Roosevelt House extends a warm welcome to Dr. Richard Jackson, who has joined us as our fourth Joan H. Tisch Distinguished Fellow in Public Health.

For the last five years, Richard J. Jackson served as chair of Environmental Health Sciences at UCLA's School of Public Health.  He has done extensive work in the impact of the environment on health, particularly relating to children and is a leading voice for better urban design for the sake of good health.

During his semester at Roosevelt House, Dr. Jackson will be co-teaching a core master's level course on Public Health Policy Analysis at the Hunter School of Public Health with Professor Barbara Berney, and will co-chair a Faculty Seminar with Hunter Professor William Solecki that will examine issues of community resilience including to the impacts of climate change over the next half century with particular attention to the New York Metropolitan Region.

Dr. Jackson has held many leadership positions, and has served on the Board of Directors of the American Institute of Architects, chaired the American Academy of Pediatrics Committee on Environmental Health, and in 2011 was elected to the Institute of Medicine of the National Academy of Sciences.  He served in California Health Department for 15 years, including as the  California State Health Officer. He helped establish the California Birth Defects Monitoring Program and state and national laws to reduce risks from pesticides, especially to farmworkers and to children, and advanced the state's emergency preparedness efforts and the public health effort to reverse the obesity epidemic.

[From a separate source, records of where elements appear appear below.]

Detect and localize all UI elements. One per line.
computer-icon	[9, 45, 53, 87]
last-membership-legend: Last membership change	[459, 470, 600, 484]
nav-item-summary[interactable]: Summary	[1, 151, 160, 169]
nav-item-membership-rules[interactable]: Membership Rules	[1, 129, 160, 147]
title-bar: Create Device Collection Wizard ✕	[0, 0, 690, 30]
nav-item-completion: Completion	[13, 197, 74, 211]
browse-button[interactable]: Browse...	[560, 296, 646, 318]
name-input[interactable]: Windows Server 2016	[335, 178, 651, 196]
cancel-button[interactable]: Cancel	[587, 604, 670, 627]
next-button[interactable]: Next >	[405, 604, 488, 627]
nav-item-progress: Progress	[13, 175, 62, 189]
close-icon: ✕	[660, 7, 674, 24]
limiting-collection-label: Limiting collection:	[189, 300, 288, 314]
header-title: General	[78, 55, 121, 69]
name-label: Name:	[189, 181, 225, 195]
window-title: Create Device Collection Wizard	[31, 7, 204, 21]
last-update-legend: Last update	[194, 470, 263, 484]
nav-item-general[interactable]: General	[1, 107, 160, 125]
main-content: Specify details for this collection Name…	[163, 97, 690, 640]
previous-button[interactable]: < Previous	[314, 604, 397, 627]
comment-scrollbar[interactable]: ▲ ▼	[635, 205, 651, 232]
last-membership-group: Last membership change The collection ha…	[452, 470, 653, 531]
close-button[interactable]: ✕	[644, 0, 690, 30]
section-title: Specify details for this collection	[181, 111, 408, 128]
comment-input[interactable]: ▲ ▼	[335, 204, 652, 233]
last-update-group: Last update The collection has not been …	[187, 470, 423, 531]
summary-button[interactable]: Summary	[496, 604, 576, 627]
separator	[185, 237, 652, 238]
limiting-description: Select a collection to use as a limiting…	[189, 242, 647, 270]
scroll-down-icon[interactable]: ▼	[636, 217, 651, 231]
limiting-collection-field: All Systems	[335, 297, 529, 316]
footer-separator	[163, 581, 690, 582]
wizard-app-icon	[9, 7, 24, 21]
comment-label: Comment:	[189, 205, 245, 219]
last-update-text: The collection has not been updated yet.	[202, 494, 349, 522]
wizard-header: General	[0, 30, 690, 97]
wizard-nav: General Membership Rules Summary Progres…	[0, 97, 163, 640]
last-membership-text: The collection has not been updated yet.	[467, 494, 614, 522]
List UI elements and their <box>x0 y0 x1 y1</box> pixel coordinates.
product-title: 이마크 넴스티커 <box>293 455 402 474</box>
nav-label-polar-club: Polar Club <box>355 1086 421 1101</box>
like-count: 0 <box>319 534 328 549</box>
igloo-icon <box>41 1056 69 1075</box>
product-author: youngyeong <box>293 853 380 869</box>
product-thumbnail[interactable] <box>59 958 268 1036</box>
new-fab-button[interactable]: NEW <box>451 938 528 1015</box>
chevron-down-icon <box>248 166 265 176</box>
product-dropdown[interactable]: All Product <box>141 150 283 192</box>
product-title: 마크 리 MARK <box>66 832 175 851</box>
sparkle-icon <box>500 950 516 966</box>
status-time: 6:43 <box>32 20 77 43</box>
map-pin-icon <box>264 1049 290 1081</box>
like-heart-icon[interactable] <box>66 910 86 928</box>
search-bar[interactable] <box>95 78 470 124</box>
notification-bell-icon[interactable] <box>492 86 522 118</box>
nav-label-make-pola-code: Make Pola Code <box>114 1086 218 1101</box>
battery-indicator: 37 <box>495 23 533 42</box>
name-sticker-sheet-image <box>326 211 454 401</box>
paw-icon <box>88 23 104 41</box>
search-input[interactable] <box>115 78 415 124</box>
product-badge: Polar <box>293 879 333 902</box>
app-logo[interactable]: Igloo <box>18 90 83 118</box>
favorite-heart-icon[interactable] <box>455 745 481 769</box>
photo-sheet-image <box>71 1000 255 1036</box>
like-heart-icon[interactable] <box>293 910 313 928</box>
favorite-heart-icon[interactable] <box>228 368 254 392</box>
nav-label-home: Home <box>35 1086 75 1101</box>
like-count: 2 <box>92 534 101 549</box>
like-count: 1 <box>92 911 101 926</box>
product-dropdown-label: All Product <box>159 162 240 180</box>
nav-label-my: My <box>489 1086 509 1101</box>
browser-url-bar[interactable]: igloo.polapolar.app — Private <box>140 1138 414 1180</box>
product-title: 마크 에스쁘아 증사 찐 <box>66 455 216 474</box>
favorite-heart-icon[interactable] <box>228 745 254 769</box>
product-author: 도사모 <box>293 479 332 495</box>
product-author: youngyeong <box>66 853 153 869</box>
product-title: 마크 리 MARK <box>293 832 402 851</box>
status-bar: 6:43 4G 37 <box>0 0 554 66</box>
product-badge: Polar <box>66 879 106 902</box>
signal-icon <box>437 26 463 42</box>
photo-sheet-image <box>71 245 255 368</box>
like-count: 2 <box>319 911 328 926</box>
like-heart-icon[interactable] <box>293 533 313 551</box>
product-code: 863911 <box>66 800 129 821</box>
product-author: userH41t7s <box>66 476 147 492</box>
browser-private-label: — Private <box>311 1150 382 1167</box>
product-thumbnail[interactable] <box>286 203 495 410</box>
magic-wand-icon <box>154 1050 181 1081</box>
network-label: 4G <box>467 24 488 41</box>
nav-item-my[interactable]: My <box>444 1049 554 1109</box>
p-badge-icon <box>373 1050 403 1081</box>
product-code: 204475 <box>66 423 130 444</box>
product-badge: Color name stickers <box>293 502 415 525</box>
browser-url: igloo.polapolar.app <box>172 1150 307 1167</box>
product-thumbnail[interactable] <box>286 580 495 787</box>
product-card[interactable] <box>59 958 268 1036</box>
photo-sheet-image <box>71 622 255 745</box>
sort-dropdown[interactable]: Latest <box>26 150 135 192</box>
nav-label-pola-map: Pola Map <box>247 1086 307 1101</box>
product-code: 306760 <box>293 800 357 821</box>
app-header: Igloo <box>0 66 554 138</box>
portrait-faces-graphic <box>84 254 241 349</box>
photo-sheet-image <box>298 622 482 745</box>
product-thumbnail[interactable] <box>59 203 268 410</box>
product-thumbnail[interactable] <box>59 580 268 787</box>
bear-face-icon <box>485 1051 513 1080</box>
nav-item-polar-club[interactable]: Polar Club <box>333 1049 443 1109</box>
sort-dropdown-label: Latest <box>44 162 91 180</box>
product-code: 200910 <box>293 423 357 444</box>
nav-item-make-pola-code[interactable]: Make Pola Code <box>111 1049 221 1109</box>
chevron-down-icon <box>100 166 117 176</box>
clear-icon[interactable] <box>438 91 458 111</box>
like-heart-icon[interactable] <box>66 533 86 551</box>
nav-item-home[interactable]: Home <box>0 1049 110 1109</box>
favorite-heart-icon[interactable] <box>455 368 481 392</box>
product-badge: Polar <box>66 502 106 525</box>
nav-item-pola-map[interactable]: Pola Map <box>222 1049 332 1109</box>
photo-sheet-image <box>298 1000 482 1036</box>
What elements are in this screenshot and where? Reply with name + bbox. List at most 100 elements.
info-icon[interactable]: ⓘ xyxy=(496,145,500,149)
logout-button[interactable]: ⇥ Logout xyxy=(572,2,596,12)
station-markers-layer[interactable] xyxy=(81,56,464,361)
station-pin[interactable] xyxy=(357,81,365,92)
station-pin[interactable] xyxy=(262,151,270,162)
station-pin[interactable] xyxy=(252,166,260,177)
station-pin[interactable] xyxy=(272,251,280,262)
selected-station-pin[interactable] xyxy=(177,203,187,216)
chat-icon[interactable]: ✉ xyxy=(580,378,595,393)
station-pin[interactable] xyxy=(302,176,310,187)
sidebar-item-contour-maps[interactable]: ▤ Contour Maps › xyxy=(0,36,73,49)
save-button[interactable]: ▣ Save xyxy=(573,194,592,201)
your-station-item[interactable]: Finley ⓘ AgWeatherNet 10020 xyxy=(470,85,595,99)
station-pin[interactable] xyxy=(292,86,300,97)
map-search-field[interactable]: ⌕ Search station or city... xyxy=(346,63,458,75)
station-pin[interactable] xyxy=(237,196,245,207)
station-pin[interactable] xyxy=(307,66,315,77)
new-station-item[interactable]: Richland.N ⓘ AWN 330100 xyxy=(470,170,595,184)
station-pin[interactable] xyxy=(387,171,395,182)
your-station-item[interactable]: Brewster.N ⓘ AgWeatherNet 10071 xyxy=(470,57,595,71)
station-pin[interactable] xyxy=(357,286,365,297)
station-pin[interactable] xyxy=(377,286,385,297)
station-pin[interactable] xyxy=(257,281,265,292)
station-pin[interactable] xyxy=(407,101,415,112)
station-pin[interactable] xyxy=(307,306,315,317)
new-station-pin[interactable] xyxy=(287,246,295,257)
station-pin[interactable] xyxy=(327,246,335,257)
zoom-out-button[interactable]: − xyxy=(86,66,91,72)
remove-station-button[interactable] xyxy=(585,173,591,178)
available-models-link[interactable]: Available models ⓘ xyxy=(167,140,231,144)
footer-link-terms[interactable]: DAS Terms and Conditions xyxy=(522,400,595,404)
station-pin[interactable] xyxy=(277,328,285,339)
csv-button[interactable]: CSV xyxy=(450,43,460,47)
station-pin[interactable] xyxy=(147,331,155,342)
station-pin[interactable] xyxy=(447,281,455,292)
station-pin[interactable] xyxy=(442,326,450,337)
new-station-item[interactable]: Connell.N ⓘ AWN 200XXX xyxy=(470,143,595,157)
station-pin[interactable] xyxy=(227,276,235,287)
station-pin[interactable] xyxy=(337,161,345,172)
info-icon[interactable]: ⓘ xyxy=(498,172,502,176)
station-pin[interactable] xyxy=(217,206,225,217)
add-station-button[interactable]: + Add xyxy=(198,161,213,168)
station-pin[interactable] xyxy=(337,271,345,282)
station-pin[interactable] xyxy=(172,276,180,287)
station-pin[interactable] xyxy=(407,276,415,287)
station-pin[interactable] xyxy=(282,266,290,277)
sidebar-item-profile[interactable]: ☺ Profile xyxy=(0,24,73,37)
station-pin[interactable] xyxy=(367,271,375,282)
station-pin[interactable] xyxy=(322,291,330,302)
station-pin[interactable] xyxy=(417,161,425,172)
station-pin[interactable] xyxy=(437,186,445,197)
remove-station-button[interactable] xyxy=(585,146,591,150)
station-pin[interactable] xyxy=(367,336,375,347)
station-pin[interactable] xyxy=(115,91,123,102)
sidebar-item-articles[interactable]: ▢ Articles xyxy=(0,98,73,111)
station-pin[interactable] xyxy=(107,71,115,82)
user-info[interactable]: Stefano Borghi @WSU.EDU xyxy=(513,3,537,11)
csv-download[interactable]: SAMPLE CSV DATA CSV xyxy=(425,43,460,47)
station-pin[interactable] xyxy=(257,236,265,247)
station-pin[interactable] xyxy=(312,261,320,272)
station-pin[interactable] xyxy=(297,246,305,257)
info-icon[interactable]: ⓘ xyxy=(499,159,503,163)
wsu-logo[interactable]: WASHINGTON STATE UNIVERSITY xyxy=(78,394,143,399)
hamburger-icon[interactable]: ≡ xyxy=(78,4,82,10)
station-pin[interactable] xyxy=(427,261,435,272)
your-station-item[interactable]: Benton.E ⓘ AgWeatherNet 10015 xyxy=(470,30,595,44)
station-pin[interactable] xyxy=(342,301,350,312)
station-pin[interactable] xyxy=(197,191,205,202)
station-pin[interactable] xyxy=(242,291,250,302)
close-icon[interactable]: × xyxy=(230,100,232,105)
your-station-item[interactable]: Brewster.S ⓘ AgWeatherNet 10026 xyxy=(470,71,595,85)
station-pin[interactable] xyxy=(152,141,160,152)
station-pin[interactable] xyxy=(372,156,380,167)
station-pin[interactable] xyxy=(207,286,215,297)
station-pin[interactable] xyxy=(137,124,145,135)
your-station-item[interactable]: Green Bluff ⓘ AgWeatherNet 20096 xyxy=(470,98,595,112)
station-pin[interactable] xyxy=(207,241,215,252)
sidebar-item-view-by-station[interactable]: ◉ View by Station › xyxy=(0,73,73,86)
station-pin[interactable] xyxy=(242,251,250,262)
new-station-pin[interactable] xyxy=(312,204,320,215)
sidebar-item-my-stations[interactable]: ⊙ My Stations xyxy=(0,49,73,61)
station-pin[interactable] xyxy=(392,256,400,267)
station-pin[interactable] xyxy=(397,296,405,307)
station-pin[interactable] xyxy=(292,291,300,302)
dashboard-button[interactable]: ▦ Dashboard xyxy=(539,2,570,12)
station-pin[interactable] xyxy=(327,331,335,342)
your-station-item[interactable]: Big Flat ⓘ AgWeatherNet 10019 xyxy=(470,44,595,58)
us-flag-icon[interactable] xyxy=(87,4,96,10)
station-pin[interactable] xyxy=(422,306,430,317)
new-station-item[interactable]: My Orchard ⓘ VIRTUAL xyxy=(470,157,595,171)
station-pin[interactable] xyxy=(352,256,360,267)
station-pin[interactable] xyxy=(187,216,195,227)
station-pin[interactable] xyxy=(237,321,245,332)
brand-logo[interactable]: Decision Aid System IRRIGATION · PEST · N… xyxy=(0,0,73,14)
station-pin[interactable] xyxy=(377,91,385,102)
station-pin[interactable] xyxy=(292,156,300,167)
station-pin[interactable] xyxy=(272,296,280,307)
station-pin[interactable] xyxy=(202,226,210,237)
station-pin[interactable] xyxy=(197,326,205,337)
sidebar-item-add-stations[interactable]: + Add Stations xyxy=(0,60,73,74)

Dr. Jackson worked for 15 years at the CDC where he established the National Asthma Epidemiology and Control Program and advanced the childhood lead poisoning prevention program. He instituted the current federal effort to "biomonitor" chemical levels in the US population. He was the US lead under several US government efforts around health and environment in Russia, including radiation threats. In the late 1990s he was the CDC leader in establishing the US National Pharmaceutical Stockpile to prepare for terrorism and other disasters-which was activated on September 11, 2001.

Jackson is host-narrator of PBS' 4-hour series, Designing Healthy Communities, and co-author of the companion book of the same name.  He has received the highest honor of the American Public Health Association, the Sedgwick Memorial Medal.  In 2006 he received the Breast Cancer Fund's Hero Award, as well as Lifetime Achievement Awards from the Public Health Law Association, and the New Partners for Smart Growth. Dick Jackson lectures and speaks on many issues, particularly those related to the built environment and health. At the UC Berkeley 2007 Commencement, the School of Public Health graduate students recognized him as the Distinguished Teacher and Mentor of the Year. He coauthored two Island Press Books: Urban Sprawl and Public Health in 2004 and Making Healthy Places published in August 2011.

The Joan H. Tisch Legacy Project is a major, multidisciplinary initiative at Hunter College that addresses urban public health issues - from diseases such as HIV/AIDS, obesity, and diabetes to health disparities due to economic and environmental factors.